Apparently there’s a hot new taboo out there in the publishing industry: Muhammad.
In this disturbing Wall Street Journal opinion piece,Asra Q. Nomani describes how concern over possible offense to Muslims and fear of terrorist threats led Ballantine to cancel the publication of Sherry Jones’s debut novel THE JEWEL OF MEDINA, “a tale of lust, love and intrigue in the prophet Muhammed’s harem.”
Nomani’s article traces the trouble back to Denise Spellberg, an associate professor of Islamic history at the University of Texas in Austin, who, after receiving a galley of the book in April, made a “frantic” phone call to Shahed Amanullah, the editor of a popular Muslim website.
“She was upset,” Mr. Amanullah recalls. He says Ms. Spellberg told him the novel “made fun of Muslims and their history,” and asked him to warn Muslims.
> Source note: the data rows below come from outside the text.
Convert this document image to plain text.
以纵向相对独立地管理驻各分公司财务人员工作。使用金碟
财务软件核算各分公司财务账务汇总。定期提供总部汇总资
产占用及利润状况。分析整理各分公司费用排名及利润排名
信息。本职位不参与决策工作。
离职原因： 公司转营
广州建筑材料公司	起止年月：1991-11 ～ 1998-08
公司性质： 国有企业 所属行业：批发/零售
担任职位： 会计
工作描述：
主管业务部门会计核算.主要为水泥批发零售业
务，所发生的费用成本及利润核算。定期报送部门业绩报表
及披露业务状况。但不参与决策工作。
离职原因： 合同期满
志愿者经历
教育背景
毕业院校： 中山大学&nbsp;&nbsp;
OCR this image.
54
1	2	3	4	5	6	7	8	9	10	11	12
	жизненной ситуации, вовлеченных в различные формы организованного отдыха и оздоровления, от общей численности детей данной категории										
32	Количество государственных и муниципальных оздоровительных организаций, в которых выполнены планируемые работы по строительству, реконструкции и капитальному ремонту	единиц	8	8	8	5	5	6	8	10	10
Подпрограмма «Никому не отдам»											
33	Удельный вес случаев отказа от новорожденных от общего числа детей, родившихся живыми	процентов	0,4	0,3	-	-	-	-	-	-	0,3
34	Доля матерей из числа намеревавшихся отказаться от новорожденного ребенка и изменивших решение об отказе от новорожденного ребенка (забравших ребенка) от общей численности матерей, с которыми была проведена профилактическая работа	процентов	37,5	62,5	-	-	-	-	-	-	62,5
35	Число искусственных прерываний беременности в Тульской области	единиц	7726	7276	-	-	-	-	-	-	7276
Let me get this straight. This is an American academic, teaching at an institution of higher learning in what is supposed to be the land of free speech, issuing a warning to a religious group about a novel? Her problem with the book? Apparently, she doesn’t like the fact that Muhammad is portrayed as a sexual being. “I don’t have a problem with historical fiction,” Nomani quotes Spellberg as saying. “I do have a problem with the deliberate misinterpretation of history. You can’t play with a sacred history and turn it into soft core pornography.”
Really? I thought the very nature of fiction is that one can do whatever one wants in service of the story. Readers may love it, hate it, or dismiss it entirely, but the fiction writer is under no legal or even moral obligation to treat history factually. I especially bristle at Spellberg’s use of the word can’t. Under what authority does she decide that censorship is right and proper, and that a writer does not have the right to choose her own story, her own sentences, her own fictional version of events?
Spellberg is engaging in the worst kind of censorship: fear-mongering. Muslims no more need to be warned about this book than Christians needed to be warned about The Last Temptation of Christ (which Spellberg admits to seeing). For the rest of the story, which involves Spellberg’s warning spreading like wildfire across the blogosphere, with titles like “A new attempt to slander the Prophet of Islam,” and Spellberg’s warning to her own publisher, Knopf, that THE JEWEL OF MEDINA is tantamount to a “declaration of war,” read Nomani’s article.
This saga upsets me as a Muslim–and as a writer who believes that fiction can bring Islamic history to life in a uniquely captivating and humanizing way. “I’m devastated,” Ms. Jones told me after the book got spiked, adding, “I wanted to honor Aisha and all the wives of Muhammad by giving voice to them, remarkable women whose crucial roles in the shaping of Islam have so often been ignored — silenced — by historians.”
This is sobering stuff. If a radical anti-abortion group makes threats about a novel in which a character gets an abortion, will that novel be canceled too? I guess the only light at the end of the tunnel is that Jones, who received a modest $100,000 advance for a two-book deal, will now probably be raking in the cash when the next publisher decides to take on THE JEWEL OF MEDINA. Spellberg’s reactionary approach has instantly turned what might have been a small, quickly-forgotten mid-list book into a major publicity machine.
Nicely put. Reminds me of the brouhaha over Dan Brown’s Da Vinci Code. Why put the taboo on something? It only makes more people read it, and allows less than clever people to take silly ideas seriously. I’m Catholic, but I admit I do occasionally like to think for myself 😉
I finished The Year of Fog a few days ago, and thoroughly enjoyed it. Hope to snag your new book one of these days, as it looks equally interesting.
My best,
Bryan
Thanks for the comment, Bryan. I wonder what would happen if, instead of shopping the as-good-as-banned book around, Sherry Jones simply published it herself? I’m guessing it would be a big seller.
And I appreciate the kind words about The Year of Fog.